Y si bien a algunos les parece que es una misma la ley del pecado y la de los miembros,
así como son la misma la ley de Dios y la del entendimiento, nos ha parecido
alargarnos un poco más en el comentario. Cierto, la ley del entendimiento es efecto
de la ley de Dios, y como una impresión de ella en nuestra mente, así como la
planta del pie en el polvo es efecto del mismo pie; pero la ley de los
miembros es la natural inclinación de la sensualidad a sus objetos con todo el
peso e ímpetu de la naturaleza; este es el efecto de la pérdida de la justicia
original, con la cual la sensualidad se mantenía refrenada y obediente a la razón.
La ley del pecado, o es efecto de la misma inclinación, como obrar contra la
voluntad de Dios, o fue la prevaricación de los primeros padres, por la cual se
relajaron los miembros, y de esta relajación proceden los pecados. Luego la ley
de los miembros no es verdadera ley, porque no inclina al bien, y se dice ley
por metáfora; es la naturaleza privada de la justicia original, y por ende,
regla torcida que nos aparta del recto camino.
Pero
replicas. Si es regla, ¿cómo está fuera del entendimiento? Respóndese: la ley
principalmente y per se está en el entendimiento como en el regulador y medida;
pero dícese estar también por participación en las potencias y miembros, que
mueve como en el regulado.
Como
el sol dícese estar en la habitación por sus efectos y el arte en la estatua.

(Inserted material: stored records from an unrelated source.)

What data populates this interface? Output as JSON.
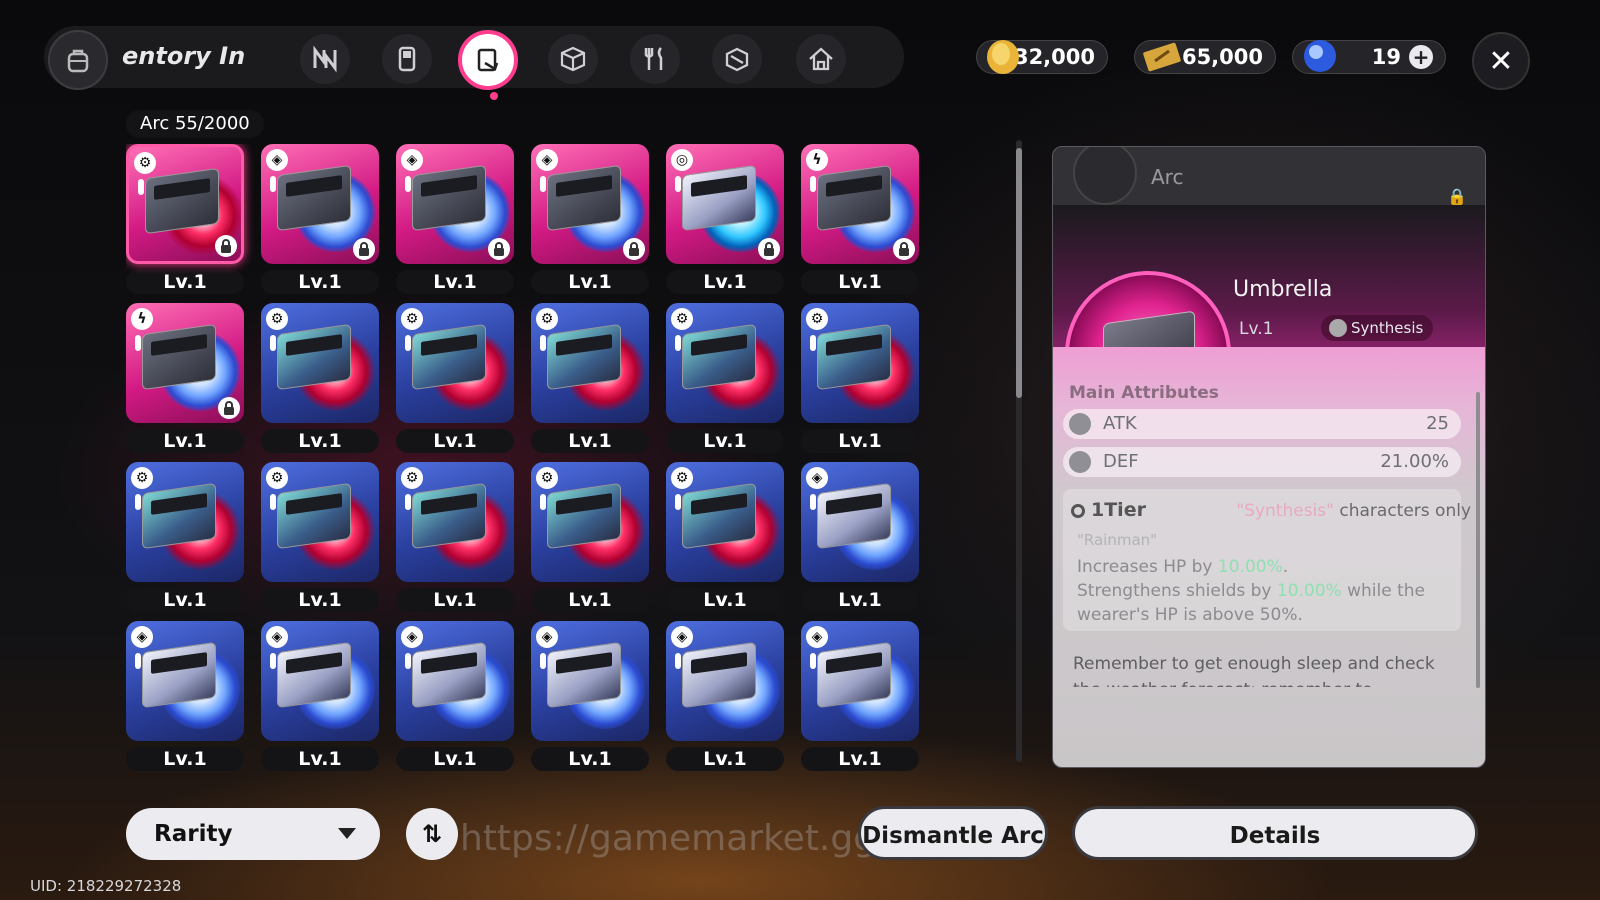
{
  "header": {
    "title": "entory  In",
    "categories": [
      "n-logo-icon",
      "console-icon",
      "arc-disc-icon",
      "cube-icon",
      "utensils-icon",
      "box-icon",
      "home-icon"
    ],
    "active_category": "arc-disc-icon",
    "accent": "#ff3d8e"
  },
  "currency": {
    "gold": "232,000",
    "tickets": "65,000",
    "gems": "19"
  },
  "inventory": {
    "label": "Arc",
    "count": "55/2000",
    "items": [
      {
        "level": "Lv.1",
        "rarity": "pink",
        "tag": "gear",
        "art": "red",
        "box": "dark",
        "locked": true,
        "selected": true
      },
      {
        "level": "Lv.1",
        "rarity": "pink",
        "tag": "cube",
        "art": "ice",
        "box": "dark",
        "locked": true
      },
      {
        "level": "Lv.1",
        "rarity": "pink",
        "tag": "cube",
        "art": "ice",
        "box": "dark",
        "locked": true
      },
      {
        "level": "Lv.1",
        "rarity": "pink",
        "tag": "cube",
        "art": "ice",
        "box": "dark",
        "locked": true
      },
      {
        "level": "Lv.1",
        "rarity": "pink",
        "tag": "swirl",
        "art": "cyan",
        "box": "white",
        "locked": true
      },
      {
        "level": "Lv.1",
        "rarity": "pink",
        "tag": "bolt",
        "art": "ice",
        "box": "dark",
        "locked": true
      },
      {
        "level": "Lv.1",
        "rarity": "pink",
        "tag": "bolt",
        "art": "ice",
        "box": "dark",
        "locked": true
      },
      {
        "level": "Lv.1",
        "rarity": "blue",
        "tag": "gear",
        "art": "red",
        "box": "hologram",
        "locked": false
      },
      {
        "level": "Lv.1",
        "rarity": "blue",
        "tag": "gear",
        "art": "red",
        "box": "hologram",
        "locked": false
      },
      {
        "level": "Lv.1",
        "rarity": "blue",
        "tag": "gear",
        "art": "red",
        "box": "hologram",
        "locked": false
      },
      {
        "level": "Lv.1",
        "rarity": "blue",
        "tag": "gear",
        "art": "red",
        "box": "hologram",
        "locked": false
      },
      {
        "level": "Lv.1",
        "rarity": "blue",
        "tag": "gear",
        "art": "red",
        "box": "hologram",
        "locked": false
      },
      {
        "level": "Lv.1",
        "rarity": "blue",
        "tag": "gear",
        "art": "red",
        "box": "hologram",
        "locked": false
      },
      {
        "level": "Lv.1",
        "rarity": "blue",
        "tag": "gear",
        "art": "red",
        "box": "hologram",
        "locked": false
      },
      {
        "level": "Lv.1",
        "rarity": "blue",
        "tag": "gear",
        "art": "red",
        "box": "hologram",
        "locked": false
      },
      {
        "level": "Lv.1",
        "rarity": "blue",
        "tag": "gear",
        "art": "red",
        "box": "hologram",
        "locked": false
      },
      {
        "level": "Lv.1",
        "rarity": "blue",
        "tag": "gear",
        "art": "red",
        "box": "hologram",
        "locked": false
      },
      {
        "level": "Lv.1",
        "rarity": "blue",
        "tag": "cube",
        "art": "ice",
        "box": "white",
        "locked": false
      },
      {
        "level": "Lv.1",
        "rarity": "blue",
        "tag": "cube",
        "art": "ice",
        "box": "white",
        "locked": false
      },
      {
        "level": "Lv.1",
        "rarity": "blue",
        "tag": "cube",
        "art": "ice",
        "box": "white",
        "locked": false
      },
      {
        "level": "Lv.1",
        "rarity": "blue",
        "tag": "cube",
        "art": "ice",
        "box": "white",
        "locked": false
      },
      {
        "level": "Lv.1",
        "rarity": "blue",
        "tag": "cube",
        "art": "ice",
        "box": "white",
        "locked": false
      },
      {
        "level": "Lv.1",
        "rarity": "blue",
        "tag": "cube",
        "art": "ice",
        "box": "white",
        "locked": false
      },
      {
        "level": "Lv.1",
        "rarity": "blue",
        "tag": "cube",
        "art": "ice",
        "box": "white",
        "locked": false
      }
    ]
  },
  "detail": {
    "category": "Arc",
    "name": "Umbrella",
    "level": "Lv.1",
    "type": "Synthesis",
    "stars": "★★★★★★",
    "main_attributes_label": "Main Attributes",
    "attributes": [
      {
        "name": "ATK",
        "value": "25"
      },
      {
        "name": "DEF",
        "value": "21.00%"
      }
    ],
    "tier": "1Tier",
    "tier_requirement_highlight": "\"Synthesis\"",
    "tier_requirement_rest": " characters only",
    "tier_quote": "\"Rainman\"",
    "desc_line1_pre": "Increases HP by ",
    "desc_line1_val": "10.00%",
    "desc_line1_post": ".",
    "desc_line2_pre": "Strengthens shields by ",
    "desc_line2_val": "10.00%",
    "desc_line2_post": " while the wearer's HP is above 50%.",
    "flavor": "Remember to get enough sleep and check the weather forecast; remember to"
  },
  "footer": {
    "rarity_label": "Rarity",
    "sort_label": "⇅",
    "dismantle_label": "Dismantle Arc",
    "details_label": "Details",
    "watermark": "https://gamemarket.gg/          gJohn",
    "uid": "UID: 218229272328"
  }
}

De semejante manera está la ley en los miembros.
ARTÍCULO 2.° ¿La ley se ordena al bien común?
Síguese
el artículo segundo, en el cual se ha de explicar la segunda parte de la
definición, que indica el fin de la ley. Son los argumentos, que no es
necesario que la ley se ordene al bien común.
Primero,
como dice San Isidoro (lib. 5. Ethym.) Si la ley se apoya en la razón, todo lo
que apoye la razón será ley. Es así que la razón apoya no sólo cuanto se dirige
al bien común, sino también lo que al particular, luego nada importa a la
noción de ley que no se dirija al bien común.
Segundo.
Los preceptos (según se dijo antes) tienen valor de ley,
como que la fuerza de ella está en mandar y prohibir: es así que los preceptos
se dan para las acciones particulares que constituyen nuestras costumbres; luego
es bastante que la ley se ordene al bien particular.
En
contra está el mismo San Isidoro (lib. 5. Ethym.), que dice: que está escrita
no para algún bien privado, sino para utilidad común de los ciudadanos.
A la
cuestión se responde con una sola conclusión.

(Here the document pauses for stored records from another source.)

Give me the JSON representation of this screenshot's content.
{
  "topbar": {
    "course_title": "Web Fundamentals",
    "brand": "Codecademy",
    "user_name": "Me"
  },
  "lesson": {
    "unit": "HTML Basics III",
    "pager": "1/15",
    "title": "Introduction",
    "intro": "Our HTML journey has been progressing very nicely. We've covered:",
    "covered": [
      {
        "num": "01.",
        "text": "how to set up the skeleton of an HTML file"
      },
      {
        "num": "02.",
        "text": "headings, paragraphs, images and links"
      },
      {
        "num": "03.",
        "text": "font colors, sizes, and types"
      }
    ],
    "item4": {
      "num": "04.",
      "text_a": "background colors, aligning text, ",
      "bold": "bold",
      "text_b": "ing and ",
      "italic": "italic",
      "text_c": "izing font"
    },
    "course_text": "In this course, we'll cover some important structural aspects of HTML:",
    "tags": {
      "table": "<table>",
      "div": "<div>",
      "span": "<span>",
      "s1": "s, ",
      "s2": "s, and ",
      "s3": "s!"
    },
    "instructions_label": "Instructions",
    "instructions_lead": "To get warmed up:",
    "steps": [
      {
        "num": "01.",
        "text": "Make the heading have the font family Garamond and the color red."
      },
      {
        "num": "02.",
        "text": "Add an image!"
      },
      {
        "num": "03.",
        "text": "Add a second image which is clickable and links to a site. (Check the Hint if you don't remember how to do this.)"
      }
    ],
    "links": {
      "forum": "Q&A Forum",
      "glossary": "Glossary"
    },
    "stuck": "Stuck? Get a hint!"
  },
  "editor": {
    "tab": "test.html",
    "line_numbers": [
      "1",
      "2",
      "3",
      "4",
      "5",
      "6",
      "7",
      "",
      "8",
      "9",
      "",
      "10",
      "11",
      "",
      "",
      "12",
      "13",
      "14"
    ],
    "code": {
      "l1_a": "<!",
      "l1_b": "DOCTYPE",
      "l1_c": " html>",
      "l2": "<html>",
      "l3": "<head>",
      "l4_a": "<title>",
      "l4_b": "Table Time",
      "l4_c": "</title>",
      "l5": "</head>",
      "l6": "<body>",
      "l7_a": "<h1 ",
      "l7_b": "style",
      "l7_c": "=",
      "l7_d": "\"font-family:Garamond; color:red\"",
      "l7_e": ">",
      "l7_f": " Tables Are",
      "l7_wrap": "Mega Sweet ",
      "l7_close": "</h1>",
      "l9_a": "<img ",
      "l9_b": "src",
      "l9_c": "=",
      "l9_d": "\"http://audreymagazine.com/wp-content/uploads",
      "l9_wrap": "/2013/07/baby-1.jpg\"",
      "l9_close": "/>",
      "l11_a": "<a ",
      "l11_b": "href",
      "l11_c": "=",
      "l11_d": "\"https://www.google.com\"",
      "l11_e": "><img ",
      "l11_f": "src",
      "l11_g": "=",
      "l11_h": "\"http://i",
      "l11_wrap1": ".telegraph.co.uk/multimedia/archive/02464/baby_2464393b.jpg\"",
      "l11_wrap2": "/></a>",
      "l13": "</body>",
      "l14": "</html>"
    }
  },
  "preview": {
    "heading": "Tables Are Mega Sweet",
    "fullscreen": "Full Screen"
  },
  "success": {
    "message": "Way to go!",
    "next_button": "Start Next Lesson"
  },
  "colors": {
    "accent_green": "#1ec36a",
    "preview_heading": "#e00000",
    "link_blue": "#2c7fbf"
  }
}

Toda ley, para que sea sólida y firme,
debe enderezar a los súbditos al bien común. Esta conclusión se
afirma de dos maneras, según que el bien común se tome ya por la felicidad
natural que deseamos en este mundo, que es la quietud, la tranquilidad y paz de
la sociedad, ya por la sobrenatural, que nos aguarda en la otra vida como
último fin nuestro, al cual se ordena por naturaleza todo bien de este siglo.
Pues si atendemos la primera manera del bien común, demuéstrese de este modo.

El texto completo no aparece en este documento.